They began showing up at dusk last week, wandering the streets, slumped in wheelchairs and sitting on sidewalks, paper plates perched on their knees. By 6:30 p.m., more than 100 homeless people had lined up at a barren corner in Hollywood, drawn by free meals handed out from the back of a truck every night by volunteers.
But these days, 27 years after the Greater West Hollywood Food Coalition began feeding people in a county that has one of the worst homeless problems in the nation, the charity is under fire, a flashpoint in the national debate over the homeless and the programs that serve them.

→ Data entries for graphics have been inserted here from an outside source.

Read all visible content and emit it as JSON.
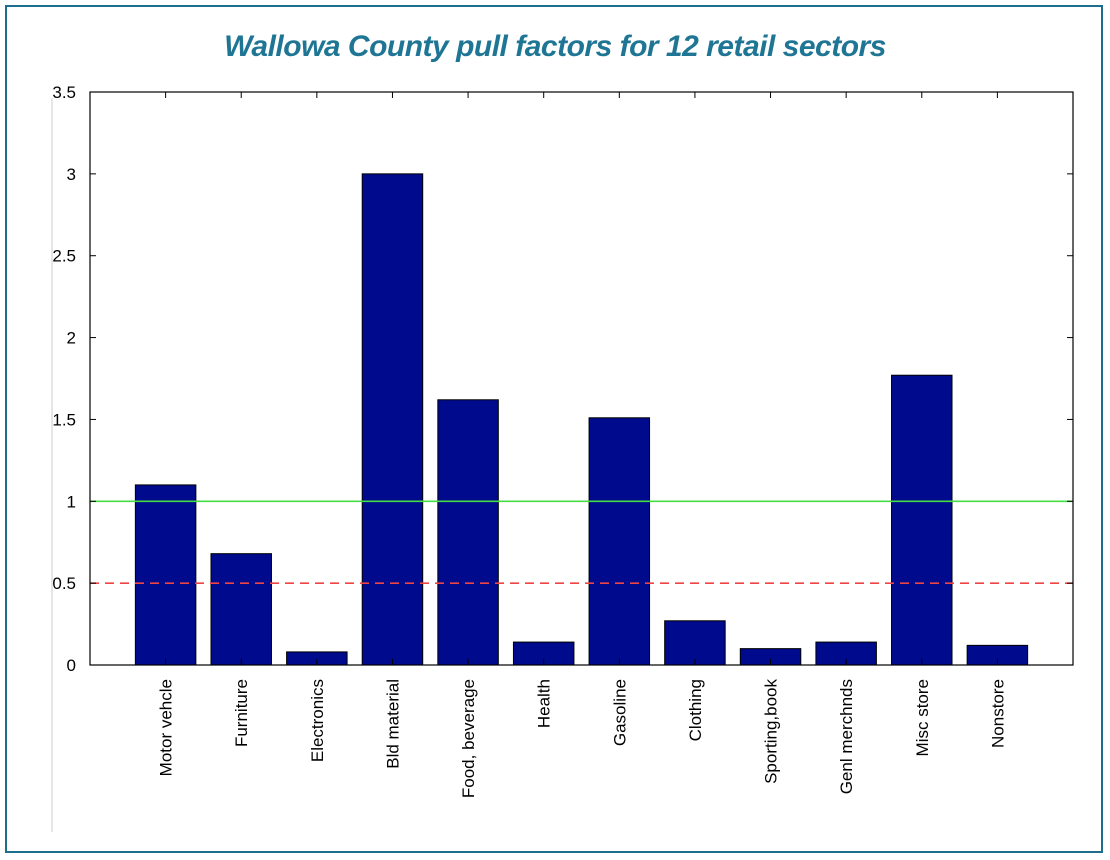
{
  "chart_data": {
    "type": "bar",
    "title": "Wallowa County pull factors for 12 retail sectors",
    "xlabel": "",
    "ylabel": "",
    "categories": [
      "Motor vehcle",
      "Furniture",
      "Electronics",
      "Bld material",
      "Food, beverage",
      "Health",
      "Gasoline",
      "Clothing",
      "Sporting,book",
      "Genl merchnds",
      "Misc store",
      "Nonstore"
    ],
    "values": [
      1.1,
      0.68,
      0.08,
      3.0,
      1.62,
      0.14,
      1.51,
      0.27,
      0.1,
      0.14,
      1.77,
      0.12
    ],
    "ylim": [
      0,
      3.5
    ],
    "yticks": [
      "0",
      "0.5",
      "1",
      "1.5",
      "2",
      "2.5",
      "3",
      "3.5"
    ],
    "grid": false,
    "bar_color": "#000a8c",
    "reference_lines": [
      {
        "value": 1.0,
        "style": "solid",
        "color": "#44dd44"
      },
      {
        "value": 0.5,
        "style": "dashed",
        "color": "#ee4444"
      }
    ]
  },
  "colors": {
    "title": "#1f7694",
    "frame": "#1c6f8c"
  }
}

Facing an uproar from homeowners, two members of the Los Angeles City Council have called for the city to follow the lead of dozens of other communities and ban the feeding of homeless people in public spaces.
Should Los Angeles enact such an ordinance, it would join a roster of more than 30 cities, including Philadelphia, Raleigh, N.C., Seattle and Orlando, Fla., that have adopted or debated some form of legislation intended to restrict the public feeding of the homeless, according to the National Coalition of the Homeless.
There are now about 57,735 homeless people in Los Angeles County, according to the 2013 Annual Homeless Assessment Report released by the Department of Housing and Urban Development last week, a 23.5 percent increase over last year. Only New York had a higher homeless population.
In similar news, the billionaire Mayor of New York City recently banned food donations to the homeless because the city cannot record the salt, fat and fiber content in the food.
Bloomberg, the 13th richest person in the world, also tried to implement a policy that require the homeless to prove they had no where else to go before being accepted into a shelter. Fortunately, a judge struck down the decision.